The writ petition before the High Court of Tripura challenged the constitutional validity of Section 16(2)(c) of the Central Goods and Services Tax Act, 2017 and assailed the order dated 17.05.2022 passed by the Assistant Commissioner confirming a demand of ₹1,11,60,830 along with interest and penalty under Section 73 of the Act.

The petitioner, a proprietary concern engaged in trading of rubber products, had purchased goods from a registered supplier on payment of applicable GST and subsequently sold the goods in the ordinary course of business. The transactions were duly reflected in the supplier’s GSTR-1 returns; however, the supplier failed to deposit the tax collected with the Government and filed NIL GSTR-3B returns. On this basis, the department denied Input Tax Credit to the petitioner and blocked its electronic credit ledger, holding that the condition prescribed under Section 16(2)(c) of the Act had not been fulfilled.

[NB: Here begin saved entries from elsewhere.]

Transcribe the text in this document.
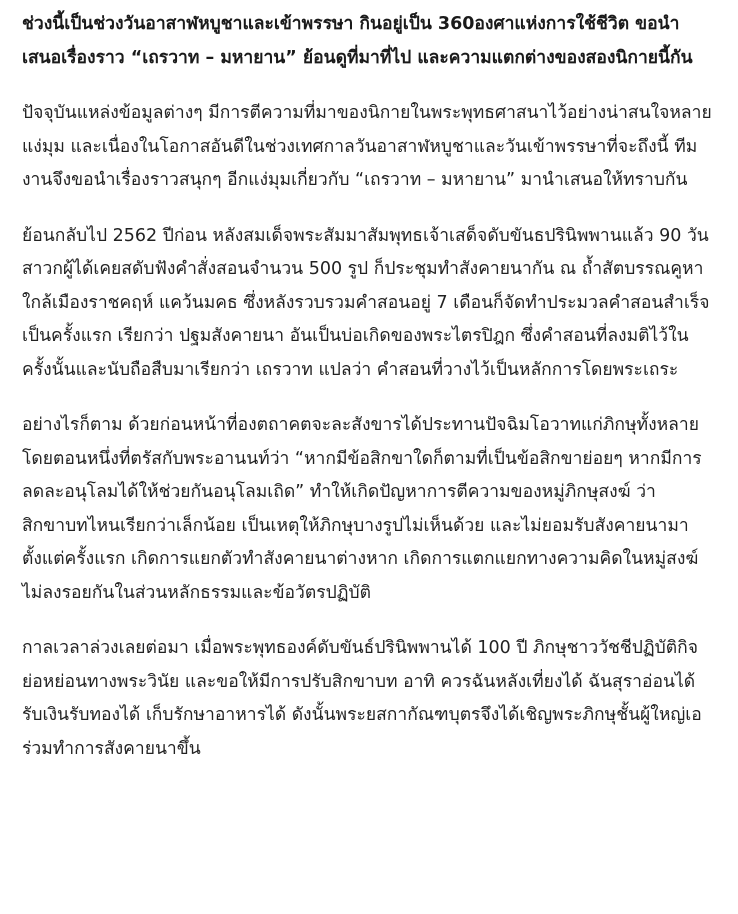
ช่วงนี้เป็นช่วงวันอาสาฬหบูชาและเข้าพรรษา กินอยู่เป็น 360องศาแห่งการใช้ชีวิต ขอนำเสนอเรื่องราว “เถรวาท – มหายาน” ย้อนดูที่มาที่ไป และความแตกต่างของสองนิกายนี้กัน

ปัจจุบันแหล่งข้อมูลต่างๆ มีการตีความที่มาของนิกายในพระพุทธศาสนาไว้อย่างน่าสนใจหลายแง่มุม และเนื่องในโอกาสอันดีในช่วงเทศกาลวันอาสาฬหบูชาและวันเข้าพรรษาที่จะถึงนี้ ทีมงานจึงขอนำเรื่องราวสนุกๆ อีกแง่มุมเกี่ยวกับ “เถรวาท – มหายาน” มานำเสนอให้ทราบกัน

ย้อนกลับไป 2562 ปีก่อน หลังสมเด็จพระสัมมาสัมพุทธเจ้าเสด็จดับขันธปรินิพพานแล้ว 90 วัน สาวกผู้ได้เคยสดับฟังคำสั่งสอนจำนวน 500 รูป ก็ประชุมทำสังคายนากัน ณ ถ้ำสัตบรรณคูหา ใกล้เมืองราชคฤห์ แคว้นมคธ ซึ่งหลังรวบรวมคำสอนอยู่ 7 เดือนก็จัดทำประมวลคำสอนสำเร็จเป็นครั้งแรก เรียกว่า ปฐมสังคายนา อันเป็นบ่อเกิดของพระไตรปิฎก ซึ่งคำสอนที่ลงมติไว้ในครั้งนั้นและนับถือสืบมาเรียกว่า เถรวาท แปลว่า คำสอนที่วางไว้เป็นหลักการโดยพระเถระ

อย่างไรก็ตาม ด้วยก่อนหน้าที่องตถาคตจะละสังขารได้ประทานปัจฉิมโอวาทแก่ภิกษุทั้งหลาย โดยตอนหนึ่งที่ตรัสกับพระอานนท์ว่า “หากมีข้อสิกขาใดก็ตามที่เป็นข้อสิกขาย่อยๆ หากมีการลดละอนุโลมได้ให้ช่วยกันอนุโลมเถิด” ทำให้เกิดปัญหาการตีความของหมู่ภิกษุสงฆ์ ว่า สิกขาบทไหนเรียกว่าเล็กน้อย เป็นเหตุให้ภิกษุบางรูปไม่เห็นด้วย และไม่ยอมรับสังคายนามาตั้งแต่ครั้งแรก เกิดการแยกตัวทำสังคายนาต่างหาก เกิดการแตกแยกทางความคิดในหมู่สงฆ์ ไม่ลงรอยกันในส่วนหลักธรรมและข้อวัตรปฏิบัติ

กาลเวลาล่วงเลยต่อมา เมื่อพระพุทธองค์ดับขันธ์ปรินิพพานได้ 100 ปี ภิกษุชาววัชชีปฏิบัติกิจย่อหย่อนทางพระวินัย และขอให้มีการปรับสิกขาบท อาทิ ควรฉันหลังเที่ยงได้ ฉันสุราอ่อนได้ รับเงินรับทองได้ เก็บรักษาอาหารได้ ดังนั้นพระยสกากัณฑบุตรจึงได้เชิญพระภิกษุชั้นผู้ใหญ่เอร่วมทำการสังคายนาขึ้น
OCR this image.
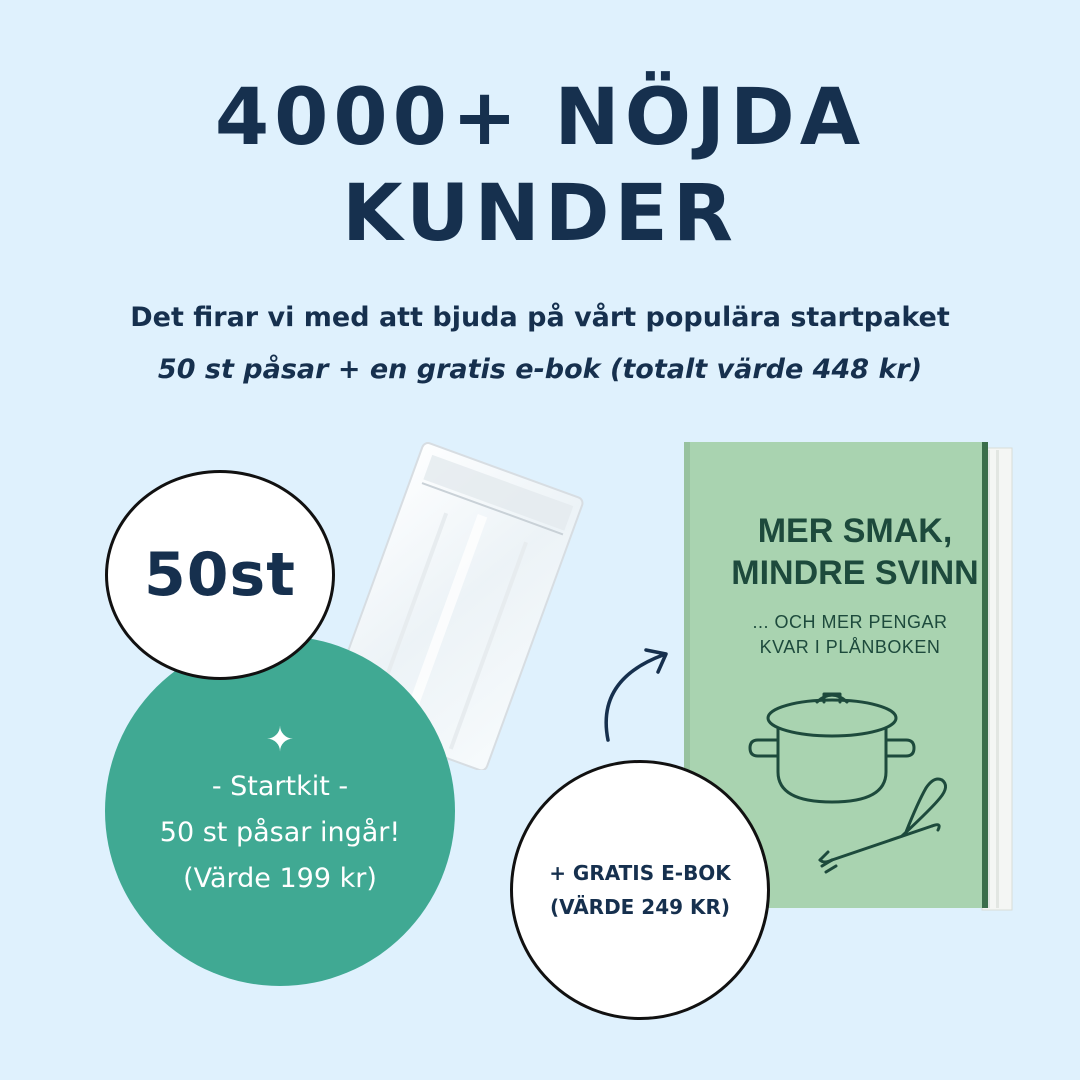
4000+ NÖJDA
KUNDER
Det firar vi med att bjuda på vårt populära startpaket
50 st påsar + en gratis e-bok (totalt värde 448 kr)
MER SMAK,
MINDRE SVINN
... OCH MER PENGAR
KVAR I PLÅNBOKEN
✦
- Startkit -
50 st påsar ingår!
(Värde 199 kr)
50st
+ GRATIS E-BOK
(VÄRDE 249 KR)
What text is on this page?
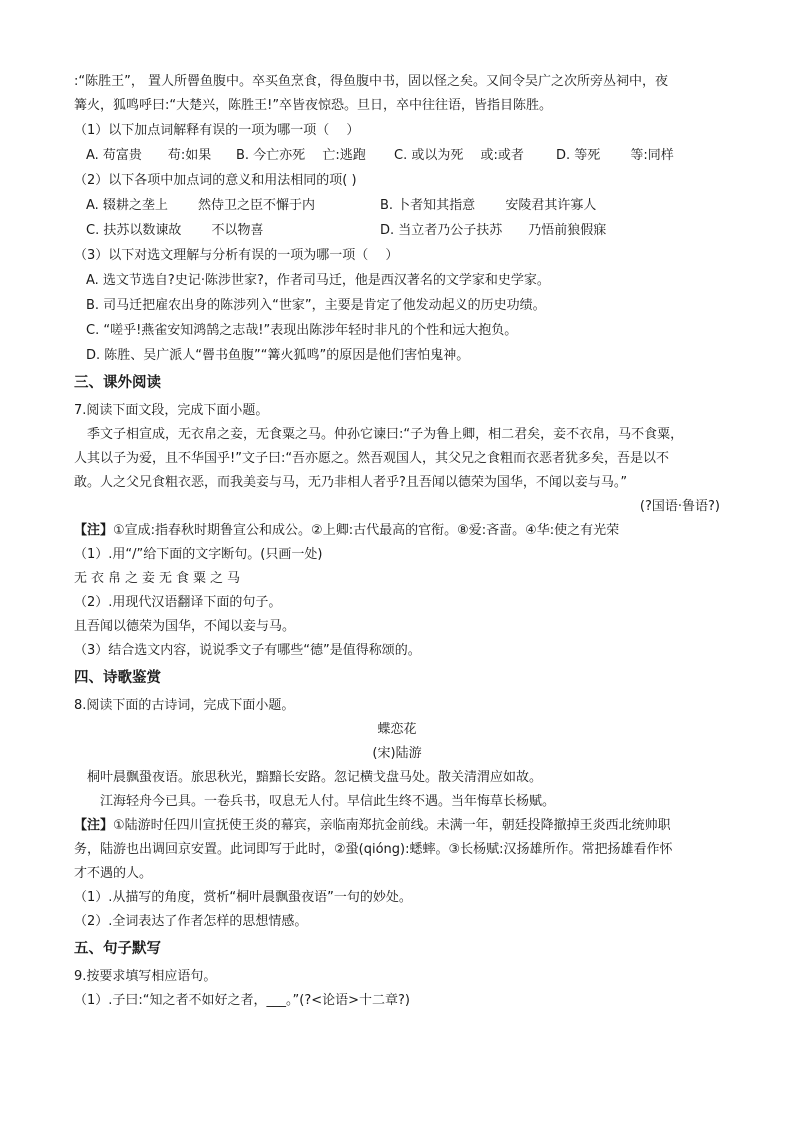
:“陈胜王”， 置人所罾鱼腹中。卒买鱼烹食，得鱼腹中书，固以怪之矣。又间令吴广之次所旁丛祠中，夜

篝火，狐鸣呼曰:“大楚兴，陈胜王!”卒皆夜惊恐。旦日，卒中往往语，皆指目陈胜。

（1）以下加点词解释有误的一项为哪一项（　 ）

A. 苟富贵　　苟:如果	B. 今亡亦死　 亡:逃跑	C. 或以为死　 或:或者	D. 等死　　 等:同样

（2）以下各项中加点词的意义和用法相同的项( )

A. 辍耕之垄上　　 然侍卫之臣不懈于内	B. 卜者知其指意　　 安陵君其许寡人
C. 扶苏以数谏故　　 不以物喜	D. 当立者乃公子扶苏　　乃悟前狼假寐

（3）以下对选文理解与分析有误的一项为哪一项（　 ）

A. 选文节选自?史记·陈涉世家?，作者司马迁，他是西汉著名的文学家和史学家。

B. 司马迁把雇农出身的陈涉列入“世家”，主要是肯定了他发动起义的历史功绩。

C. “嗟乎!燕雀安知鸿鹄之志哉!”表现出陈涉年轻时非凡的个性和远大抱负。

D. 陈胜、吴广派人“罾书鱼腹”“篝火狐鸣”的原因是他们害怕鬼神。

三、课外阅读

7.阅读下面文段，完成下面小题。

季文子相宣成，无衣帛之妾，无食粟之马。仲孙它谏曰:“子为鲁上卿，相二君矣，妾不衣帛，马不食粟，

人其以子为爱，且不华国乎!”文子曰:“吾亦愿之。然吾观国人，其父兄之食粗而衣恶者犹多矣，吾是以不

敢。人之父兄食粗衣恶，而我美妾与马，无乃非相人者乎?且吾闻以德荣为国华，不闻以妾与马。”

(?国语·鲁语?)

【注】①宣成:指春秋时期鲁宣公和成公。②上卿:古代最高的官衔。⑧爱:吝啬。④华:使之有光荣

（1）.用“/”给下面的文字断句。(只画一处)

无衣帛之妾无食粟之马

（2）.用现代汉语翻译下面的句子。

且吾闻以德荣为国华，不闻以妾与马。

（3）结合选文内容，说说季文子有哪些“德”是值得称颂的。

四、诗歌鉴赏

8.阅读下面的古诗词，完成下面小题。

蝶恋花

(宋)陆游

桐叶晨飘蛩夜语。旅思秋光，黯黯长安路。忽记横戈盘马处。散关清渭应如故。

江海轻舟今已具。一卷兵书，叹息无人付。早信此生终不遇。当年悔草长杨赋。

【注】①陆游时任四川宣抚使王炎的幕宾，亲临南郑抗金前线。未满一年，朝廷投降撤掉王炎西北统帅职

务，陆游也出调回京安置。此词即写于此时，②蛩(qióng):蟋蟀。③长杨赋:汉扬雄所作。常把扬雄看作怀

才不遇的人。

（1）.从描写的角度，赏析“桐叶晨飘蛩夜语”一句的妙处。

（2）.全词表达了作者怎样的思想情感。

五、句子默写

9.按要求填写相应语句。

（1）.子曰:“知之者不如好之者，___。”(?<论语>十二章?)
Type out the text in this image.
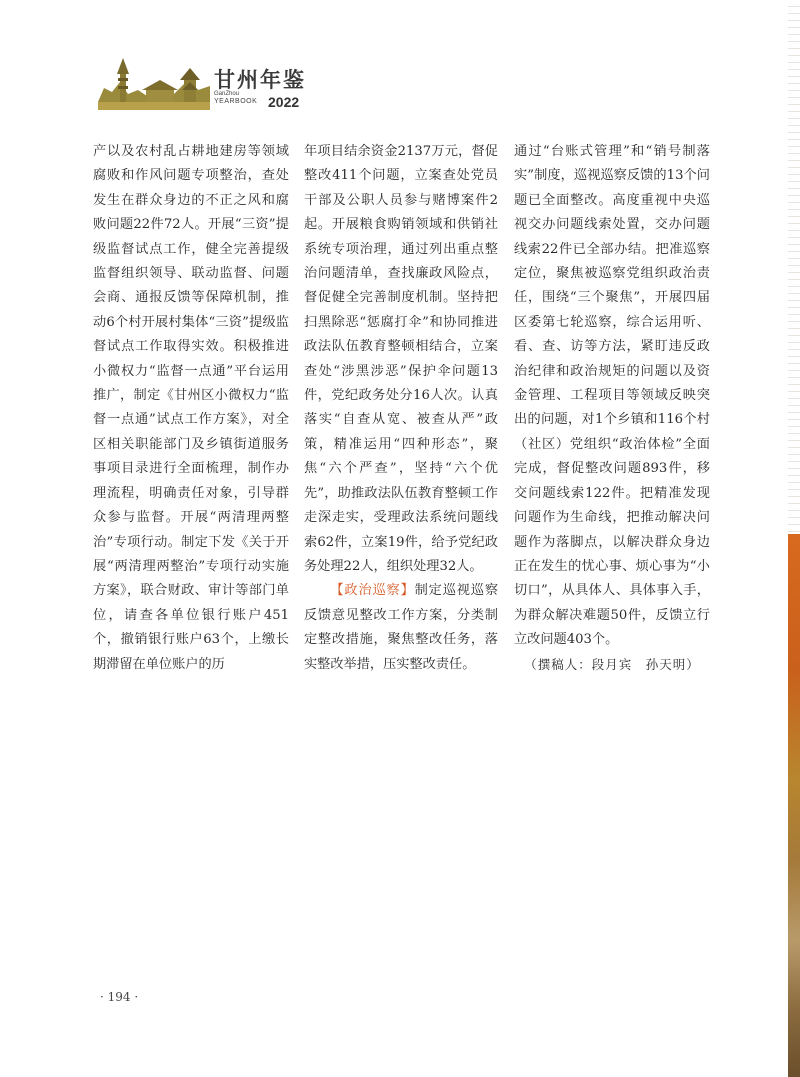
甘州年鉴
GanZhou
YEARBOOK 2022

产以及农村乱占耕地建房等领域腐败和作风问题专项整治，查处发生在群众身边的不正之风和腐败问题22件72人。开展“三资”提级监督试点工作，健全完善提级监督组织领导、联动监督、问题会商、通报反馈等保障机制，推动6个村开展村集体“三资”提级监督试点工作取得实效。积极推进小微权力“监督一点通”平台运用推广，制定《甘州区小微权力“监督一点通”试点工作方案》，对全区相关职能部门及乡镇街道服务事项目录进行全面梳理，制作办理流程，明确责任对象，引导群众参与监督。开展“两清理两整治”专项行动。制定下发《关于开展“两清理两整治”专项行动实施方案》，联合财政、审计等部门单位，请查各单位银行账户451个，撤销银行账户63个，上缴长期滞留在单位账户的历

年项目结余资金2137万元，督促整改411个问题，立案查处党员干部及公职人员参与赌博案件2起。开展粮食购销领域和供销社系统专项治理，通过列出重点整治问题清单，查找廉政风险点，督促健全完善制度机制。坚持把扫黑除恶“惩腐打伞”和协同推进政法队伍教育整顿相结合，立案查处“涉黑涉恶”保护伞问题13件，党纪政务处分16人次。认真落实“自查从宽、被查从严”政策，精准运用“四种形态”，聚焦“六个严查”，坚持“六个优先”，助推政法队伍教育整顿工作走深走实，受理政法系统问题线索62件，立案19件，给予党纪政务处理22人，组织处理32人。

【政治巡察】制定巡视巡察反馈意见整改工作方案，分类制定整改措施，聚焦整改任务，落实整改举措，压实整改责任。

通过“台账式管理”和“销号制落实”制度，巡视巡察反馈的13个问题已全面整改。高度重视中央巡视交办问题线索处置，交办问题线索22件已全部办结。把准巡察定位，聚焦被巡察党组织政治责任，围绕“三个聚焦”，开展四届区委第七轮巡察，综合运用听、看、查、访等方法，紧盯违反政治纪律和政治规矩的问题以及资金管理、工程项目等领域反映突出的问题，对1个乡镇和116个村（社区）党组织“政治体检”全面完成，督促整改问题893件，移交问题线索122件。把精准发现问题作为生命线，把推动解决问题作为落脚点，以解决群众身边正在发生的忧心事、烦心事为“小切口”，从具体人、具体事入手，为群众解决难题50件，反馈立行立改问题403个。

（撰稿人：段月宾　孙天明）

· 194 ·
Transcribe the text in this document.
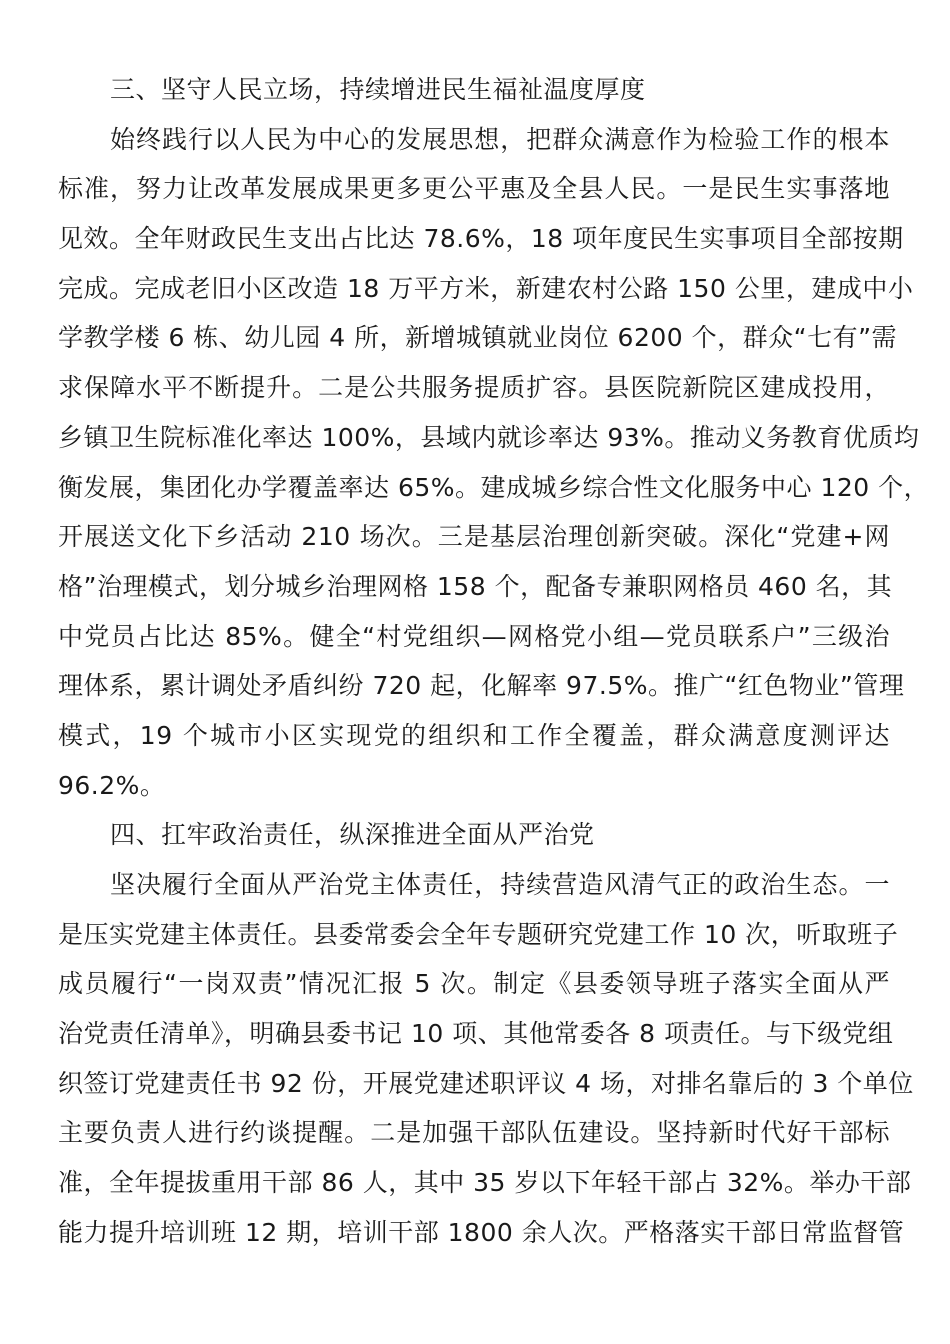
三、坚守人民立场，持续增进民生福祉温度厚度
始终践行以人民为中心的发展思想，把群众满意作为检验工作的根本
标准，努力让改革发展成果更多更公平惠及全县人民。一是民生实事落地
见效。全年财政民生支出占比达 78.6%，18 项年度民生实事项目全部按期
完成。完成老旧小区改造 18 万平方米，新建农村公路 150 公里，建成中小
学教学楼 6 栋、幼儿园 4 所，新增城镇就业岗位 6200 个，群众“七有”需
求保障水平不断提升。二是公共服务提质扩容。县医院新院区建成投用，
乡镇卫生院标准化率达 100%，县域内就诊率达 93%。推动义务教育优质均
衡发展，集团化办学覆盖率达 65%。建成城乡综合性文化服务中心 120 个，
开展送文化下乡活动 210 场次。三是基层治理创新突破。深化“党建+网
格”治理模式，划分城乡治理网格 158 个，配备专兼职网格员 460 名，其
中党员占比达 85%。健全“村党组织—网格党小组—党员联系户”三级治
理体系，累计调处矛盾纠纷 720 起，化解率 97.5%。推广“红色物业”管理
模式，19 个城市小区实现党的组织和工作全覆盖，群众满意度测评达
96.2%。
四、扛牢政治责任，纵深推进全面从严治党
坚决履行全面从严治党主体责任，持续营造风清气正的政治生态。一
是压实党建主体责任。县委常委会全年专题研究党建工作 10 次，听取班子
成员履行“一岗双责”情况汇报 5 次。制定《县委领导班子落实全面从严
治党责任清单》，明确县委书记 10 项、其他常委各 8 项责任。与下级党组
织签订党建责任书 92 份，开展党建述职评议 4 场，对排名靠后的 3 个单位
主要负责人进行约谈提醒。二是加强干部队伍建设。坚持新时代好干部标
准，全年提拔重用干部 86 人，其中 35 岁以下年轻干部占 32%。举办干部
能力提升培训班 12 期，培训干部 1800 余人次。严格落实干部日常监督管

The petitioner contended that it had paid the tax to the supplier, possessed valid tax invoices, received the goods, and complied with all statutory requirements. It was argued that there exists no mechanism under the GST law enabling a purchaser to verify whether the supplier has actually deposited the tax with the Government. Denial of ITC in such circumstances, it was submitted, amounts to penalising a bona fide purchaser for the default of another person and results in double taxation, violating Articles 14, 19(1)(g), 265, and 300-A of the Constitution of India.

The respondents defended the provision by asserting that Input Tax Credit is a statutory concession subject to conditions and restrictions, and that courts should exercise restraint in interfering with fiscal legislation. It was contended that unless tax is actually paid to the Government, ITC cannot be allowed to the recipient.

Upon examination, the Court noted that it is practically impossible for a purchasing dealer to ensure or verify whether the supplier has discharged its tax liability to the Government. The purchaser has no control over the supplier’s compliance and cannot be expected to anticipate future defaults. Imposing such an onerous burden on a bona fide purchasing dealer was held to be unreasonable and arbitrary.

The Court relied on the reasoning adopted by the Delhi High Court in Quest Merchandising India Pvt. Ltd., which was affirmed by the Supreme Court in Arise India Ltd. and later followed in Shanti Kiran India (P) Ltd. The principle emerging from these decisions is that denial of ITC should be restricted to cases involving collusion, fraud, or non-bona fide transactions, and that a purchaser cannot be asked to do the impossible by ensuring the supplier’s tax payment.

The Court also took note of the decisions of the Gauhati High Court in National Plasto Moulding v. State of Assam and McLeod Russel India Ltd. v. Union of India, which similarly read down Section 16(2)(c) of the CGST Act in favour of bona fide purchasing dealers. While acknowledging that some High Courts had upheld the provision without reading it down, the Court observed that those decisions did not adequately consider the practical impossibility faced by purchasers or the binding precedents of the Supreme Court.

The Court reiterated the fundamental principle that Input Tax Credit is designed to prevent cascading and double taxation under the GST regime. In the absence of an express statutory provision authorising double taxation, a purchaser who has already paid tax to the supplier cannot be compelled to bear the tax burden again by denial of ITC.

Accordingly, the High Court held that while Section 16(2)(c) of the CGST Act is constitutionally valid, it must be read down. The provision cannot be interpreted to deny ITC to a purchasing dealer who has entered into a bona fide transaction with a registered supplier and complied with all statutory requirements. Denial of ITC is permissible only where the transaction is found to be non-bona fide, collusive, or fraudulent with intent to defraud the revenue.

The impugned order dated 17.05.2022 was set aside, and the respondents were directed to forthwith allow Input Tax Credit of ₹1,11,60,830 to the petitioner. The writ petition was partly allowed with no order as to costs.